Australian employees at LinkedIn have been caught up in the Microsoft-owned platform’s global job cuts, as the company moves to tighten costs.
The Australian redundancies are understood to total about 10 roles and form part of a global workforce reduction reported by Reuters to wipe out about 875 jobs.
The global cuts represent a reduction of more than 17,500 full-time staff across LinkedIn’s workforce.
Australian leadership impacted
Two sources confirmed that some members of LinkedIn’s Australian leadership team were among those who lost their jobs.
“Australian leadership [at LinkedIn] has been gutted,” one source anonymously told Reuters.
The specific teams affected in Australia have not been confirmed.
A LinkedIn spokesperson disputed the 5% figure when contacted, Reuters reports, but did not provide further detail.
“As part of our regular business planning, we’ve implemented organisational changes to best position ourselves for future success,” the spokesperson said.
Cuts come despite revenue growth
LinkedIn’s latest 2024 disclosures indicate the company employs about 350 staff locally, with offices in Sydney and Melbourne.
The cuts come almost a year after LinkedIn reduced roles in its Australian operations, primarily across editorial teams.
This time, local editorial teams are understood to have been spared. The job losses come despite LinkedIn reporting stronger revenue growth. Microsoft’s most recent financials show LinkedIn posted a 12% year-on-year revenue increase in its latest quarter.
AI and costs behind restructure

Jessica Jensen
LinkedIn Chief Marketing Officer Jessica Jensen told staff in an internal memo that the changes were necessary as “growth is more competitive, infrastructure costs continue to rise and AI is reshaping how work gets done.”
The memo, first reported by Business Insider, outlined three areas driving the restructure: reducing paid media and program spending, focusing investment on higher-return markets, and doubling down on growth areas, including AI-powered hiring tools, LinkedIn Premium, and small-business offerings.
Jensen also said LinkedIn would consolidate teams doing similar work and embed AI tools and workflows to accelerate output.
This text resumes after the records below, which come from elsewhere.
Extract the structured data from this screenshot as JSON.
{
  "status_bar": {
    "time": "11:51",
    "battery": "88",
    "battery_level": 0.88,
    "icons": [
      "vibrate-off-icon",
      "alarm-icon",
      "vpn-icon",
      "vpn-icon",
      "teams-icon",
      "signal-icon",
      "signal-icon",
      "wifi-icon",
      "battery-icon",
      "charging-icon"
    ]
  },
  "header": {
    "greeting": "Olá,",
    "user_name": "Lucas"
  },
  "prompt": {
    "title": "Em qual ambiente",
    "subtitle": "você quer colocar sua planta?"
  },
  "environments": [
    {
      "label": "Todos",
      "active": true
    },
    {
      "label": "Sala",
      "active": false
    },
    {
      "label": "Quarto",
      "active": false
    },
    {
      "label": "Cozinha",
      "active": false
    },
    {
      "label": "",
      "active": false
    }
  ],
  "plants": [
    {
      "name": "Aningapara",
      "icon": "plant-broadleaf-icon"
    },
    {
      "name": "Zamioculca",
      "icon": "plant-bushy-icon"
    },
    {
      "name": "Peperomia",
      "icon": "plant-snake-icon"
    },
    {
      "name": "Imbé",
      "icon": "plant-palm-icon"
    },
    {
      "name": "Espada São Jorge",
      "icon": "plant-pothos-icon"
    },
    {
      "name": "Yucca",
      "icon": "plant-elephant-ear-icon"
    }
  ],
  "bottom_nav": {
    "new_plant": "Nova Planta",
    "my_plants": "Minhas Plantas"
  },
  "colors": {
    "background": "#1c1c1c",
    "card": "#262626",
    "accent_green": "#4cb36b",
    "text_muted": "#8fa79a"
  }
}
“Our organisational changes are across three areas,” Jensen wrote, adding the company would “embrace new AI-enabled tools and workflows that allow our human creativity and judgment to go further, faster.”
Tech layoffs continue
The LinkedIn cuts come amid a wider wave of layoffs across the technology sector.
Cisco announced an AI-driven restructuring affecting about 4,000 roles, while Block, WiseTech, Atlassian, and Coinbase also cited AI productivity gains as part of their job cuts earlier this year.
Layoff-tracking site Layoffs.fyi has tallied more than 103,000 technology sector roles eliminated globally so far in 2026, nearing the 124,000 cuts recorded across all of 2025.
Microsoft has also cut close to 7,000 employees this year, or around 3% of its workforce, and has offered voluntary retirement buyouts to about 7% of its US staff.